In both cases, though the fraud mitigation didn’t kick in until the transaction level.
“When you have your user on your site for a few minutes, you can see what they are doing, you can analyse their behaviour.”
According to Rambaud, “Fraudsters behave very differently to users. A legitimate user for instance is right almost all the time when they put data in, such as a login or password. You can almost assume a 100 per cent success rate. If you are trying to move money or buy something you are going to get it right nine times out of ten. For the fraudster, it’s the opposite. Bots operate with more than a 99 percent chance of failure.”

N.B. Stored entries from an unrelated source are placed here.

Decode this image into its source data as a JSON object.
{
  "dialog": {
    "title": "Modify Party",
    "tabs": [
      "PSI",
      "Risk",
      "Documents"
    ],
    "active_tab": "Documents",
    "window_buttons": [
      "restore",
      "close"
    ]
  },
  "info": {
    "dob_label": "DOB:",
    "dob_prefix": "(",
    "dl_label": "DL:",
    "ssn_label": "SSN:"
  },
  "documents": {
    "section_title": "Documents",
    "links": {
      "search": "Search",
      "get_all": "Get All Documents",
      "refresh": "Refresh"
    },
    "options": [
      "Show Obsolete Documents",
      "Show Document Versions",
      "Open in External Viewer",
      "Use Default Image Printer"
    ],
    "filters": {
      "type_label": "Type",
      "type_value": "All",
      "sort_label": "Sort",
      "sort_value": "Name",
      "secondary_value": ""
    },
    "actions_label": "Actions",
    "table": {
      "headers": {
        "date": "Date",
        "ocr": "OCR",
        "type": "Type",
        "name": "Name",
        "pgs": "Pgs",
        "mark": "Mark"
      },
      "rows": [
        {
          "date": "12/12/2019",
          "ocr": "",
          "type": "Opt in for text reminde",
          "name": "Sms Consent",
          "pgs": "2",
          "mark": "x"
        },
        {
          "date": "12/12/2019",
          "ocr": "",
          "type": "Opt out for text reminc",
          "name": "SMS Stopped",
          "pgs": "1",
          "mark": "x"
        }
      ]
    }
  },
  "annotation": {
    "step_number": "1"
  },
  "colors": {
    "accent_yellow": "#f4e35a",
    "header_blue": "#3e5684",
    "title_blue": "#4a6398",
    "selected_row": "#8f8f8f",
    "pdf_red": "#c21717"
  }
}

However, by studying behaviour on the site prior to the transaction, fraudulent behaviour can be identified before the shopping cart – in the case of a merchant for instance – is reached.
“The way Ping works is that it provides the ability to catch fraudsters much sooner in the process. The more time and freedom fraudsters have on your website the more damage they can do,” said Rambaud.
“If your methodology is only to catch them at the point of the transaction when they are monetising their fraud, you have missed out on a lot of opportunities to stop them.
“Ping has multiple touchpoints with users throughout the journey and by injecting the Ping line fraud signal very early in the session, you can stop the person logging in, ask for a password reset or trigger multifactor authentication.”
By creating this additional friction, you can have a higher level of confidence in the identity of the user by the time they arrive at the checkout, Rambaud said.